Wiranto: Pembubaran HTI Tetap Melalui Pengadilan

Wiranto mengatakan, pemerintah tetap pada koridor hukum termasuk dalam hal membubarkan HTI.

oleh Ahmad Romadoni diperbarui 08 Mei 2017, 15:06 WIB
Menko Polhukam membacakan keputusan pembubaran HTI (Liputan6.com)

Liputan6.com, Jakarta - Pemerintah memutuskan untuk membubarkan organisasi masyarakat Hizbut Tahrir Indonesia (HTI). Setelah ini, pemerintah akan mengajukan pembubaran tersebut ke pengadilan.

"Kita membubarkan tentu dengan langkah hukum dan berdasarkan hukum.

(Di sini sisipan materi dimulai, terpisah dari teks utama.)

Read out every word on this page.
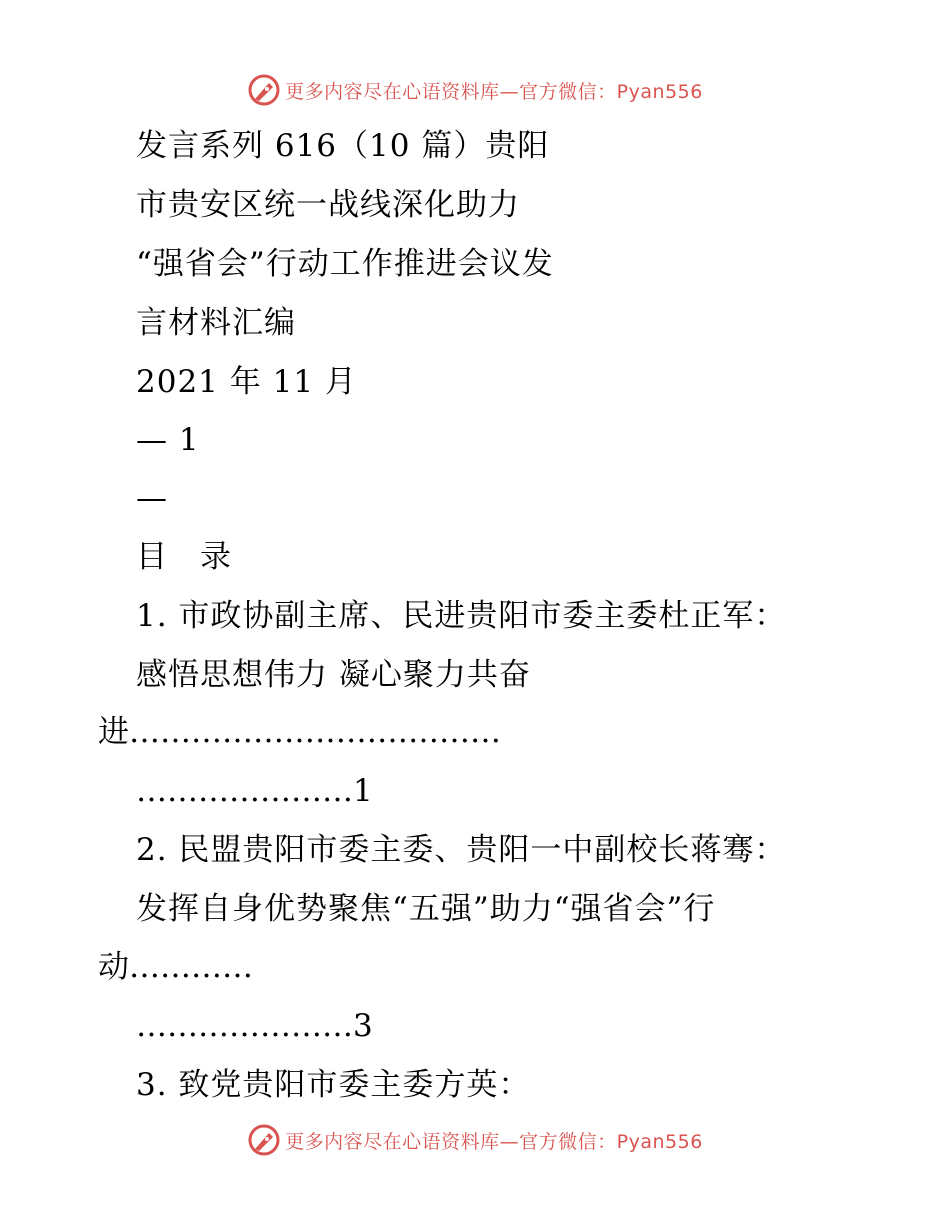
更多内容尽在心语资料库—官方微信：Pyan556
发言系列 616（10 篇）贵阳
市贵安区统一战线深化助力
“强省会”行动工作推进会议发
言材料汇编
2021 年 11 月
— 1
—
目　录
1. 市政协副主席、民进贵阳市委主委杜正军：
感悟思想伟力 凝心聚力共奋
进………………………………
…………………1
2. 民盟贵阳市委主委、贵阳一中副校长蒋骞：
发挥自身优势聚焦“五强”助力“强省会”行
动…………
…………………3
3. 致党贵阳市委主委方英：
更多内容尽在心语资料库—官方微信：Pyan556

Oleh karena itu, akan ada proses pengajuan kepada suatu lembaga peradilan," kata Wiranto kantornya, Senin (8/5/2017).

Wiranto memastikan, pemerintah tidak akan sewenang-wenang dalam memutuskan sesuatu. Pemerintah tetap pada koridor hukum termasuk dalam hal membubarkan HTI.

"Pasti langkah itu harus dilakukan semata-mata mencegah berbagai embrio yang dapat berkembang dan mengganggu keamanan dan ketertiban masyarakat yang ujungnya menganggu eksistensi kita sebagai bangsa yang sedang berkembang, sedang berjuang dalam mencapai tujuan nasional masyarakat adil dan makmur," tutur Wiranto.

Wiranto menjelaskan, pemerintah memiliki alasan khusus sampai akhirnya mengambil keputusan tersebut. Salah satunya, kegiatan HTI dinilai dapat membahayakan keutuhan negara kesatuan Republik Indonesia (NKRI).

"Aktivitas yang dilakukan HTI nyata-nyata telah menimbulkan benturan di tengah masyarakat yang pada gilirannya mengancam keamanan dan ketertiban di tengah masyarakat serta membahayakan keutuhan NKRI," ujar Wiranto.

Berdasarkan Undang-Undang Nomor 17 Tahun 2013 tentang Organisasi Kemasyarakatan Pasal 59 menyebutkan tentang larangan bagi sebuah ormas. Antara lain, melakukan tindakan permusuhan terhadap suku, agama, ras, dan golongan. Mereka juga tidak boleh melakukan tindakan kekerasan yang mengganggu ketenteraman dan ketertiban umum, termasuk perbuatan merusak.

Kemudian, sanksi pembubaran tertuang pada Pasal 60-82. Pemerintah daerah dalam undang-undang ini bisa menghentikan kegiatan ormas melalui beberapa tahapan, yaitu pemberian sanksi administratif berbentuk tiga kali peringatan tertulis.

Pada Pasal 64, jika surat peringatan ketiga tidak digubris, pemerintah bisa menghentikan bantuan dana dan melarang sementara kegiatan mereka selama enam bulan. Dengan catatan, jika ormas tersebut berskala nasional, harus ada pertimbangan Mahkamah Agung (MA).

Pemerintah bisa menghentikan sementara kegiatan mereka bila mahkamah tidak memberi respons selama 14 hari.

Bila membandel dan tetap beraktivitas, pemerintah berhak mencabut status badan hukum ormas itu. Tentu dengan persetujuan pengadilan seperti tertulis pada Pasal 68.

Menteri yang bisa mengajukan permohonan pembubaran ormas hanya menteri yang menyelenggarakan urusan pemerintahan di bidang hukum dan hak asasi manusia. Pengajuannya harus melalui kejaksaan untuk diteruskan ke pengadilan negeri sesuai dengan domisili ormas.

Pemohon juga harus menyertakan dokumen sanksi administratif sebagai alat bukti. Jangka waktu sidang adalah 60 hari, terhitung sejak tanggal permohonan dicatat di pengadilan.